Sunday, January 24, 2010

2009 In Review

A little late, but nevertheless, a summary of what happened in security relating to me in 2009:


In other words, the Calendar Deserialization issue. It was fixed by Sun Microsystems in 2008, but it still got a lot of attention in 2009:

In March, Julien Tinnes used his exploit of it in the CanSecWest Pwn2own competition, only to be disqualified, because we both had tipped Sun and Apple about the issue.

In May, Julien wrote an excellent bit on the vulnerability on his blog and also about the fact that Apple still hasn't fixed it. Landon Fuller also posted a proof-of-concept implementation of the exploit in an attempt to get Apple's attention to it. All this created quite the buzz, and a lot of articles were written on the topic.

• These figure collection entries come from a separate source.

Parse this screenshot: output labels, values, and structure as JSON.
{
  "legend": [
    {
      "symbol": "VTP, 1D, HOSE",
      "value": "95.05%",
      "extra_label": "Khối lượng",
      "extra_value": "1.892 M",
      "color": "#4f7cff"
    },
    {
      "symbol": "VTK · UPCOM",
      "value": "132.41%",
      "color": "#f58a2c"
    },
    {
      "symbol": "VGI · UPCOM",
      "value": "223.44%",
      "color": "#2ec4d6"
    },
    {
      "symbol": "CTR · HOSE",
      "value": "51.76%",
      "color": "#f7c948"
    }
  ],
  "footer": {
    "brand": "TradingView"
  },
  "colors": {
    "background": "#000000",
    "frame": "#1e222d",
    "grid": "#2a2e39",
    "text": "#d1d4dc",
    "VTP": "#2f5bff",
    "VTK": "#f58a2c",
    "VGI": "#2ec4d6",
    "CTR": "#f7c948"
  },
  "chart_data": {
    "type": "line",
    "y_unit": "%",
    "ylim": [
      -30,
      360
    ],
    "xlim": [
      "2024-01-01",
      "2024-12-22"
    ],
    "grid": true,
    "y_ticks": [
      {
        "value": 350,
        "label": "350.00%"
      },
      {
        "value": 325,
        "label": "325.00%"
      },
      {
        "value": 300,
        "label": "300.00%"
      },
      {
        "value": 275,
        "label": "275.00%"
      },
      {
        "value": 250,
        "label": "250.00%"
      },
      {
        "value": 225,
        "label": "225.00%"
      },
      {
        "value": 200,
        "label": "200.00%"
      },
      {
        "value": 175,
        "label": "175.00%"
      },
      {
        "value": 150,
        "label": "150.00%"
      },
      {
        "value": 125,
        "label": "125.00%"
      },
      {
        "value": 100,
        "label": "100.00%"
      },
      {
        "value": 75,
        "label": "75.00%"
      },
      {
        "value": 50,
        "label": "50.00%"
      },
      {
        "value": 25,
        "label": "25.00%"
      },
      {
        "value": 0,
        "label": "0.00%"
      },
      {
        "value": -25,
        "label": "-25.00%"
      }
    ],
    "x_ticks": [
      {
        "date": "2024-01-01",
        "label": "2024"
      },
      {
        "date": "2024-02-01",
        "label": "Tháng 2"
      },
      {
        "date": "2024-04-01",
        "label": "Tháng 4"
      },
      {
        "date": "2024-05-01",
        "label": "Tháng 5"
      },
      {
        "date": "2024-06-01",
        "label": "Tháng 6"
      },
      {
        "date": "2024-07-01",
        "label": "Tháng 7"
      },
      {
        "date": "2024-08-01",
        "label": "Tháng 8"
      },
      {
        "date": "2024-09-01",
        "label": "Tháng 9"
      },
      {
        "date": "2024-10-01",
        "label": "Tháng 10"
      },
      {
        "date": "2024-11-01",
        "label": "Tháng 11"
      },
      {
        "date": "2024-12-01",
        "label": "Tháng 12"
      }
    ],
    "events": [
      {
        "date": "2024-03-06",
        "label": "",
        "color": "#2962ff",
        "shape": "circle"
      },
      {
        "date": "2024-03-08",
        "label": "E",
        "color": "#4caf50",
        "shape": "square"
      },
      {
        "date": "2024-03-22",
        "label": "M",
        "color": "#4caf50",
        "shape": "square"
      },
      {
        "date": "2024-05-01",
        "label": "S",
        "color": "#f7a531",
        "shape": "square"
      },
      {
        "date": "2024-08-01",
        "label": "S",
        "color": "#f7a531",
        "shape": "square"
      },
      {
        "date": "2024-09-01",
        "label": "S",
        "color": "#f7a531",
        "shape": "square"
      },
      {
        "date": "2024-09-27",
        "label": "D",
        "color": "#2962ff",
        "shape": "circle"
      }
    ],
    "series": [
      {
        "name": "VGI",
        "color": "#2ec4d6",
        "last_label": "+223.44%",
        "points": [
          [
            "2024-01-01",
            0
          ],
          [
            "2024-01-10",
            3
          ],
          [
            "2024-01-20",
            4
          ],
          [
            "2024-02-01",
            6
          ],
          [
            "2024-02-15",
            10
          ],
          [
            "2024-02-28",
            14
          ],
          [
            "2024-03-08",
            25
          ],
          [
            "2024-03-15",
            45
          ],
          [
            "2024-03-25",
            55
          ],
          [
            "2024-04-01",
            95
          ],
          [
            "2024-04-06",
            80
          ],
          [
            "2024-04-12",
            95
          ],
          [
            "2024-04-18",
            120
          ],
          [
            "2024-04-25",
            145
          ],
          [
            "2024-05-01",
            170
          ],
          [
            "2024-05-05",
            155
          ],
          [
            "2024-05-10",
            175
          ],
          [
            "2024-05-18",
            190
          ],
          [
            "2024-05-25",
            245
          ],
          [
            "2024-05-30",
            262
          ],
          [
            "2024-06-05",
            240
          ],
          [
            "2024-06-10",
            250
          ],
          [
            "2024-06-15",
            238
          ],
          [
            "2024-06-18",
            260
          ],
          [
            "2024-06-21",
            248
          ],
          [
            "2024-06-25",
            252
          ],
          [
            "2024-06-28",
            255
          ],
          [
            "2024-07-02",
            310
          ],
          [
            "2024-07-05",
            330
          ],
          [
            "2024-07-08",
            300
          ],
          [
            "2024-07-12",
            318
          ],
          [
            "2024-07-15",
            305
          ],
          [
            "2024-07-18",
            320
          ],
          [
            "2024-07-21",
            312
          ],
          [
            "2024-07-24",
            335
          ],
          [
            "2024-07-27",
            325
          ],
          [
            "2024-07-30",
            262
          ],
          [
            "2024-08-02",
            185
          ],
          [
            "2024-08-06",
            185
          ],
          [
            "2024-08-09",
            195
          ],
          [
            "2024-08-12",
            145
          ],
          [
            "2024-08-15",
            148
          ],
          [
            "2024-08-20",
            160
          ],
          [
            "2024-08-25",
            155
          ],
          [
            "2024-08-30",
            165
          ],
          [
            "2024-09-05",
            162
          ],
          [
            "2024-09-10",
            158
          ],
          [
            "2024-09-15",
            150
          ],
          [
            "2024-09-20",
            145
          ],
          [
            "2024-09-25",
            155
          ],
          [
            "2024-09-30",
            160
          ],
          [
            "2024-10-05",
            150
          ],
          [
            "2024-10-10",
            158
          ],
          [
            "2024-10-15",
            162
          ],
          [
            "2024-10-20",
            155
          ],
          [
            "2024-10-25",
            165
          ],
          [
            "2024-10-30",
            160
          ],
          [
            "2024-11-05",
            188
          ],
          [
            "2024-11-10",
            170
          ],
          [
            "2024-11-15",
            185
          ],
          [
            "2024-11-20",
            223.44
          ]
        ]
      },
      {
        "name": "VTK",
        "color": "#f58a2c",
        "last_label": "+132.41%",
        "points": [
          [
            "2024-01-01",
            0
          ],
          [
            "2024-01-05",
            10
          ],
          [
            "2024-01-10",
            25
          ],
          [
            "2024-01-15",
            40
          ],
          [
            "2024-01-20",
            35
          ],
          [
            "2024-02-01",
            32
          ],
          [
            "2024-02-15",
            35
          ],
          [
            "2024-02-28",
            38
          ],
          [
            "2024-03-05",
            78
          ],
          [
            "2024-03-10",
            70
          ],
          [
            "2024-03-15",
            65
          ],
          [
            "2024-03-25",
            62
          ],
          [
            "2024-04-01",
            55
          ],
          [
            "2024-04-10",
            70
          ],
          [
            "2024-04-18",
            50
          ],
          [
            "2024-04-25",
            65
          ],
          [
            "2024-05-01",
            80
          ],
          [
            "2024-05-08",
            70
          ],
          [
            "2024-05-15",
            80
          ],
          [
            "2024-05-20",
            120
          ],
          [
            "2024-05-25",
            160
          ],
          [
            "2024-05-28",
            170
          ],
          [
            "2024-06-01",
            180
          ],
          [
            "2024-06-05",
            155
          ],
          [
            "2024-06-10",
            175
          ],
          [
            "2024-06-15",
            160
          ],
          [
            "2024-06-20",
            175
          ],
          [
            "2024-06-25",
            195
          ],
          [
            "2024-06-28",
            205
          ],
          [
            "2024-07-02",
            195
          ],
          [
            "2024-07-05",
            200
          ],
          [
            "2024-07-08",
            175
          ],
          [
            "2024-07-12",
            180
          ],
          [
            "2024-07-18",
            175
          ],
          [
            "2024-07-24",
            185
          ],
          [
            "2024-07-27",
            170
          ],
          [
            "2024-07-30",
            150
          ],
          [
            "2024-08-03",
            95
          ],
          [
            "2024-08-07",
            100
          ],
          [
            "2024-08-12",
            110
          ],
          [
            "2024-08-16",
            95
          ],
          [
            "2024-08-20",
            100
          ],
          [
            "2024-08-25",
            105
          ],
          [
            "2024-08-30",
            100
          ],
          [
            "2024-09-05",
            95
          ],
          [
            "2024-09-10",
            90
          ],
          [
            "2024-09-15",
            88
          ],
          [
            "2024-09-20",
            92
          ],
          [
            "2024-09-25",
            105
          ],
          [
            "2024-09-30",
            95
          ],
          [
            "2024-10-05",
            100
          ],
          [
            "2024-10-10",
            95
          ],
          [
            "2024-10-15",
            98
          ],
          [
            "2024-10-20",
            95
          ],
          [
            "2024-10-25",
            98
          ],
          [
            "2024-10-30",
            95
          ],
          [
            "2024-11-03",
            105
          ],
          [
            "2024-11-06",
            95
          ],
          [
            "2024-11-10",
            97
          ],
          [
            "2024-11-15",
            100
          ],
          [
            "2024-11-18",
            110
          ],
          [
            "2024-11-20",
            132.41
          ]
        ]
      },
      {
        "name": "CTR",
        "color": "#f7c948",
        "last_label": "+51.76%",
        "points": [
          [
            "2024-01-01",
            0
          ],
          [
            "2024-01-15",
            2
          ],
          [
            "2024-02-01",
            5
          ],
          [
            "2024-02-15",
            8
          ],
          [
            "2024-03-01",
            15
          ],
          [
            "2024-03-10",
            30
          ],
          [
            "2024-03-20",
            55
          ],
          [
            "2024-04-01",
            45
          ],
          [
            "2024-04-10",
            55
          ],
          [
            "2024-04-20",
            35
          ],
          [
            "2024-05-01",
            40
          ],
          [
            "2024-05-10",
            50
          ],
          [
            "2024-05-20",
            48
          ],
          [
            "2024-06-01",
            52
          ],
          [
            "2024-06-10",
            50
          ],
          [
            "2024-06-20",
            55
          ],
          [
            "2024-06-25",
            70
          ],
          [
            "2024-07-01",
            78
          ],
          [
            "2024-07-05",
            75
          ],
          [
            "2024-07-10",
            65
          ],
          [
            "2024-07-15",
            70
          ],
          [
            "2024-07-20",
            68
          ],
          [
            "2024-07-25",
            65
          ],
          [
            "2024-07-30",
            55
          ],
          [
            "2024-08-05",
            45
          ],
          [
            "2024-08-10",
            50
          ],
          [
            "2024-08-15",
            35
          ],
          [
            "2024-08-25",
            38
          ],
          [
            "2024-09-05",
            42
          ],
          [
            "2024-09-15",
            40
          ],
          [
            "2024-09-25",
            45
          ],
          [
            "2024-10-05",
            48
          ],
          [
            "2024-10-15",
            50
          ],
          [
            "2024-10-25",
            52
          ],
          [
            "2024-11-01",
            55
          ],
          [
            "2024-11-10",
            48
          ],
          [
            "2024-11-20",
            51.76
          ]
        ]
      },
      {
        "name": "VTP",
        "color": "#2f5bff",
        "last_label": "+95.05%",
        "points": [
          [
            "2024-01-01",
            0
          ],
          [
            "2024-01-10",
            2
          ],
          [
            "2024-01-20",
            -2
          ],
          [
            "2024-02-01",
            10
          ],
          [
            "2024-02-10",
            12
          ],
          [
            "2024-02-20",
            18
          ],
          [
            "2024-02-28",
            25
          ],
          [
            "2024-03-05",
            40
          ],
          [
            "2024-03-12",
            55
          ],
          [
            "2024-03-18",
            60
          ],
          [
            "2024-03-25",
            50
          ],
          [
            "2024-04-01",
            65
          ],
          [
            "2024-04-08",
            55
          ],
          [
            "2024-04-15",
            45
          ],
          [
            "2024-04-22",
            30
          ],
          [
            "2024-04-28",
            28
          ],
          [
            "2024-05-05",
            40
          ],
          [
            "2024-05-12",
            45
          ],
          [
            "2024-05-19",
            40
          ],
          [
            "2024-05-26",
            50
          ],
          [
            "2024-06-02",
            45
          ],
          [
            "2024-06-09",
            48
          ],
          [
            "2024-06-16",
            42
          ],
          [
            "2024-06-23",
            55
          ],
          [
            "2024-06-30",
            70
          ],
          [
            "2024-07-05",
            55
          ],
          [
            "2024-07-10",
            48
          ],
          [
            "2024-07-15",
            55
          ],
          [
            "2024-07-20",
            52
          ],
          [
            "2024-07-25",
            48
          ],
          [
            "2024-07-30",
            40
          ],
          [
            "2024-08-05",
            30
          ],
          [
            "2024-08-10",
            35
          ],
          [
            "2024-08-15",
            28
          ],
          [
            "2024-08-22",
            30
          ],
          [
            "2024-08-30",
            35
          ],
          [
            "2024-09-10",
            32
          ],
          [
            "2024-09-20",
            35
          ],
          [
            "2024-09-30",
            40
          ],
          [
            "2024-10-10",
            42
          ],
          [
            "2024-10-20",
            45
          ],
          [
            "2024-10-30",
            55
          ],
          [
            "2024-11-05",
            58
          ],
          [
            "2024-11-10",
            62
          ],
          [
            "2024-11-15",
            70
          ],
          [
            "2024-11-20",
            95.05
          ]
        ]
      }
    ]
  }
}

My personal favorite was this funny arcticle by Angela Gunn on

In mid-June, Apple released a security update for it's Java that fixed the issue in OSX.

In July, it was nominated for The Best Client-Side Bug Pwnie (didn't unfortunately win, though).

Still at the end of the year, it gained attention because of various exploit kits using it as a vector to infect people who hadn't updated their Java.


CVE-2009-2670 was fixed by Sun Microsystems in August, as a part of Java SE 6 Update 15. It's a cute little vulnerability which allows read access to Java System properties and one of the first one's ever found by me.

Zero Day Initiative

I started collaborating with ZDI in 2009 and it's been extremely satisfactory so far. Some of the fruits of this cooperation can be observed in the upcoming advisories section of their site:
ZDI-CAN-552, ZDI-CAN-603, ZDI-CAN-588, ZDI-CAN-623, ZDI-CAN-628, ZDI-CAN-667


I was going to look into working with VeriSign's iDefense program as well, but the link for the zip with additional information on their new user page has been pointing to a 404 since at least september. I tried emailing them in mid-september, but finally gave up.


Otto said...

Very interesting. Just curious: how did you find those flaws/vulnerabilities?

Was it a coincidence or you were actually looking for them? If you were searching, could you be more specific?

Thank you.

Sami Koivu said...

Thanks. Actually it's a wild mixture of a little bit of everything.

Some were coincidence.

Some were conceptual flaws that I perceived while studying the security architecture.

Some were results of simple code reviews of security sensitive classes.

I've also read the Java sources quite a bit over the years if for no other reason than to learn; there is some beautiful code in there.

I know the class file binary format by heart because I worked on a java "reverse engineering" project for a some time, and I know the serialization protocol and process because I was working on an editor for serialized data. And those things also help a lot.

I've also written quite a few simple scripts that go through all the core Java classes and look for Classes/Methods/Fields with certain characteristics.

I've used jmap/jhat (commands that come with JDK) extensively to analyse how to obtain references to certain objects.

I've covered the security quite a bit in previous posts and I'm trying to finish one more post on that subject and those posts give some answers to your question. But to give a very concise answer to your qustion, I guess the most straight-forward way is: Finding all the places where AccessController.doPrivileged is called in Sun code, and review those bits to see where the execution of that code can be manipulated by things one can control(controlling input, fields, overwriting methods, extending classes, deserialization/serialization, etc).

Otto said...

Thanks for you answer. What about Oracle, Microsoft and others? You didn't have any source code to look.